Murphy praised the organic nature of the trend, adding that “it wasn’t some amazingly designed marketing strategy.”
Asked by BBC culture and media editor Katie Razzall if the two films helped each other at the box office, Murphy said: “Yes, they did. And it was a great moment for cinema.”
“I think they’re both great movies that couldn’t be more different. And I think it was wonderful that it wasn’t some incredibly designed marketing strategy by the studio.
“It was the people, you know, it was the Internet and the people who invented this Barbenheimer thing and, yes, it was a wonderful time for cinema.”
Barbie has grossed $1.44 billion (£1.14 billion) at the global box office, while Oppenheimer has grossed $956 million (£759 million).
Both films are nominated for best picture at the Oscars on March 10, but Murphy explained that he tries not to let awards rumors affect his performances.
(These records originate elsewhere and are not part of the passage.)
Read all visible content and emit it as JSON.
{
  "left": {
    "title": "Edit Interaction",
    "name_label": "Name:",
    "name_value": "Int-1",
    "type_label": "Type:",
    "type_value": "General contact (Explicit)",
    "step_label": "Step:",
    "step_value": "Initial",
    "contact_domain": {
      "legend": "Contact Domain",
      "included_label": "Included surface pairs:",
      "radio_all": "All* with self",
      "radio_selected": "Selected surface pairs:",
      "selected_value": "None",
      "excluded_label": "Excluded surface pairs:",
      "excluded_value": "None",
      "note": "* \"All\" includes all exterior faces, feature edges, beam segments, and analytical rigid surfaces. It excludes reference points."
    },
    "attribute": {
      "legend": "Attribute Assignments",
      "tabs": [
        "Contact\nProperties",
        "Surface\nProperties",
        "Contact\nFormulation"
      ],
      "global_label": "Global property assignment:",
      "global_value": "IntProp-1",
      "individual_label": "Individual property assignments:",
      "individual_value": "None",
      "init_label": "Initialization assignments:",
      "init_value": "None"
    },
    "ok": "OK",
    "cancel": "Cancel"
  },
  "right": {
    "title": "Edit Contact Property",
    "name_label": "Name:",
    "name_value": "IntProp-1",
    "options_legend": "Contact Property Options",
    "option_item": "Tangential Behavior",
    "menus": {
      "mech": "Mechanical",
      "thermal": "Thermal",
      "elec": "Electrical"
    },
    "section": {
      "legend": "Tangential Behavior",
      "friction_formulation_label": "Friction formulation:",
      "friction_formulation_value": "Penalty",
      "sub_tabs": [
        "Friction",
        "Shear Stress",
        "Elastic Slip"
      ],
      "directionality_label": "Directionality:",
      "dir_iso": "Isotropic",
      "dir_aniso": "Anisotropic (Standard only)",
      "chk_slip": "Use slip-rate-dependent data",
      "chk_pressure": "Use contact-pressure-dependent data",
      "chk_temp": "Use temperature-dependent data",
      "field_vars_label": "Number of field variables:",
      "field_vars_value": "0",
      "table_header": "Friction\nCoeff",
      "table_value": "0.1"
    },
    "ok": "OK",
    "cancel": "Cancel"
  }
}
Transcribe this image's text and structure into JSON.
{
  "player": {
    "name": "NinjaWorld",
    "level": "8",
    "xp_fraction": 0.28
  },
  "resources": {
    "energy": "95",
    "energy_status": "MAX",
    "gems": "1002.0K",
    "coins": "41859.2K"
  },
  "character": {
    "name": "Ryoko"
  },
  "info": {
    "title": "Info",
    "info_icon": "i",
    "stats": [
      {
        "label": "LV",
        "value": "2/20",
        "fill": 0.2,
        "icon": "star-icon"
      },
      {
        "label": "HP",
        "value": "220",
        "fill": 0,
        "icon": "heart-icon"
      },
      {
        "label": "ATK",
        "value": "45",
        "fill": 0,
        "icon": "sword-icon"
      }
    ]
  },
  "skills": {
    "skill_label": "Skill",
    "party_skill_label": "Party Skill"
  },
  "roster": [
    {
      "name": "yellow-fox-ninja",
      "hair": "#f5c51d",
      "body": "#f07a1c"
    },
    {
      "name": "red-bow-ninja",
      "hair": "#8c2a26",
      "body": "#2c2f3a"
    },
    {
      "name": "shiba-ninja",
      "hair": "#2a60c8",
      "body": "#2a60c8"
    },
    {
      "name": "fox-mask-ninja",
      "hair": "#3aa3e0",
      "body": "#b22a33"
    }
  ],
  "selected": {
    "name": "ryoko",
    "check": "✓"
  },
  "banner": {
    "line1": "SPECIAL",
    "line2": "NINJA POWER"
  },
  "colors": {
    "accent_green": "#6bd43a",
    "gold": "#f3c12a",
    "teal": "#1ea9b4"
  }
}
“I know everyone says this, but you never start making a movie with awards in mind,” he said. “That’s not what we do. It’s impossible to make a movie that way.
“But, when a film connects with audiences like this one in particular in a way that none of us could have anticipated… it’s enormously flattering and enormously humbling and it’s lovely to see that.”
Murphy is seen as the co-leader in the lead actor category alongside The Holdovers’ Paul Giamatti, but says he doesn’t spend much time worrying about the outcome.
“I don’t really think about it,” he said. “It’s kind of a waste of energy. I feel very excited and honored to be [mentioned] in the same breath as all those wonderful actors.”